Wasser auf den Mühlen sieht ebenso Henning Wehrmann von der Bürgerliste. Ratajs Pläne werfen laut Wehrmann „ein bezeichnendes Schlaglicht auf das Kaiserpfalzquartier und die lange Kette von Fehlern, die seitens der Stadt dort von Beginn an gemacht wurden“. Event-Fachleute hätten frühzeitig darauf hingewiesen, dass eine Stadthalle „mit nicht einmal 600 Sitzplätzen“ für eine Stadt wie Goslar viel zu klein sei. Eine größere Halle wiederum sei im Pfalzquartier „nicht darstellbar“. Zudem habe ein neues Lärmschutzgutachten ergeben, dass ein Regelbetrieb der Halle nur bis 21.30 Uhr möglich sei.

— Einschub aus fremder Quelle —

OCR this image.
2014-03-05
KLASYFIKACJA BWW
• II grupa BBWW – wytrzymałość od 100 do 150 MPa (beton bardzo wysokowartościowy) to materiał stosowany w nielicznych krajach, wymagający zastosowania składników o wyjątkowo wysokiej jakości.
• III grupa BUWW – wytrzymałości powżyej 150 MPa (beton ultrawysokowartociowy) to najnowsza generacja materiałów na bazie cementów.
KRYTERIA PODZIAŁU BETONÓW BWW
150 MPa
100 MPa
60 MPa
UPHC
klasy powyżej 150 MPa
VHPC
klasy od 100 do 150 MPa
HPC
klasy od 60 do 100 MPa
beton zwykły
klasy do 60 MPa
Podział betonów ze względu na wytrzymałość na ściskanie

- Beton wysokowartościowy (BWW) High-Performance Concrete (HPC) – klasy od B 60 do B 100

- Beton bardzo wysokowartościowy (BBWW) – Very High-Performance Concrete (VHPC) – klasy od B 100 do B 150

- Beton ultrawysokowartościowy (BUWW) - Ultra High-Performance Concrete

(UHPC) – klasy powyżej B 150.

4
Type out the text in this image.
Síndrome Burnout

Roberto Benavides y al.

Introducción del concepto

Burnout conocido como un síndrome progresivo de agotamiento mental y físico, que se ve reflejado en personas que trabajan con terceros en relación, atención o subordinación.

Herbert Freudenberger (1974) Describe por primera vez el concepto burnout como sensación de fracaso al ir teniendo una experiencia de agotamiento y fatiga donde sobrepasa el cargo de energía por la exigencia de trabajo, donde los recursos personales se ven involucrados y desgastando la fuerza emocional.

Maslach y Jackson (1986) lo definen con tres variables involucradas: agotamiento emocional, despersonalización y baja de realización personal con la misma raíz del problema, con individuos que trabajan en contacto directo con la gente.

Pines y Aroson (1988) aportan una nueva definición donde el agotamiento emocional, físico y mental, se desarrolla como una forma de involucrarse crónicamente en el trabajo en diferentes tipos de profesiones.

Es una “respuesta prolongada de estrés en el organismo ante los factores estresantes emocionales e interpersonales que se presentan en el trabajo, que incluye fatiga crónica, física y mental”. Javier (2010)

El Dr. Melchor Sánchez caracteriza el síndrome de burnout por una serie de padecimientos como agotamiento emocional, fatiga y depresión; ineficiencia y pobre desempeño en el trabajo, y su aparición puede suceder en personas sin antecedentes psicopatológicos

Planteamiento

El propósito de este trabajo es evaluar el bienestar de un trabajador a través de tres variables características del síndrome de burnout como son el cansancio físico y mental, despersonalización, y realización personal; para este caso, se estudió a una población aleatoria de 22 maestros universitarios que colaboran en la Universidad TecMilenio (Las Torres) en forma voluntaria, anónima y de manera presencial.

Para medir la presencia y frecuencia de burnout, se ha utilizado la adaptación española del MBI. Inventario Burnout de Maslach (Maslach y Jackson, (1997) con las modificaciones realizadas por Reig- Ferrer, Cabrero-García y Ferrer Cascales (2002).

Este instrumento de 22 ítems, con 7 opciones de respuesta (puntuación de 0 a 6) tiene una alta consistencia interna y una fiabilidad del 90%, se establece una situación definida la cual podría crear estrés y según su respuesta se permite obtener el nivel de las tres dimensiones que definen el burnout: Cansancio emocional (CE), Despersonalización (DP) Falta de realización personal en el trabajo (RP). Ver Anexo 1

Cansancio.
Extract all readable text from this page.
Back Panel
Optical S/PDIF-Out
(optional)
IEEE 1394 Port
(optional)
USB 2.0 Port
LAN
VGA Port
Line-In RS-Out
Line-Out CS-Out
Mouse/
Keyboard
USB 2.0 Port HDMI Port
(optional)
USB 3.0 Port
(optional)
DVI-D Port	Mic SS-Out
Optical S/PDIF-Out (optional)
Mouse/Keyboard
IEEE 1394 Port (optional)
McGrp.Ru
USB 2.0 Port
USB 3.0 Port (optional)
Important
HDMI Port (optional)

Heiko Ratajs Kritik an zu starrem Denkmalschutz in Goslar und einer „Handvoll Nörgler“, die jede Idee torpedierten, weist Wehrmann ausdrücklich als Polemik zurück. Dennoch habe Rataj einen „wunden Punkt“ getroffen: Solche Veranstaltungshallen seien im Stadtzentrum nur unter erheblichen Auflagen möglich – „und gehören folglich an die Peripherie der Stadt.

Dirk Straten

Dirk Straten Foto: Privat

Skeptischer als zuvor beurteilt Dirk Straten (AfD) das Vorhaben im Kaiserpfalzquartier – gerade auch mit Blick auf eine mögliche Veranstaltungshalle in Langelsheim. „Ich sehe das sehr, sehr kritisch“, blickt Straten auf das Pfalzquartier, „und ich glaube auch nicht, dass die Stadt die finanziellen Mittel dafür hat.“
Niklas Prause

Niklas Prause Foto: Roß

Der unabhängige junge Ratsherr Niklas Prause steht hingegen eher bei den Befürwortern des Projekts. „Grundsätzlich würde ich schon sagen, dass das Pfalzquartier weiterhin eine Zukunft hat.“ Aber man müsse aufpassen, dass sich durch die Pläne in Langelsheim keine Konkurrenzsituation ergebe. Ratajs Pläne seien derweil „aus dem Nichts gekommen“, sagt Prause.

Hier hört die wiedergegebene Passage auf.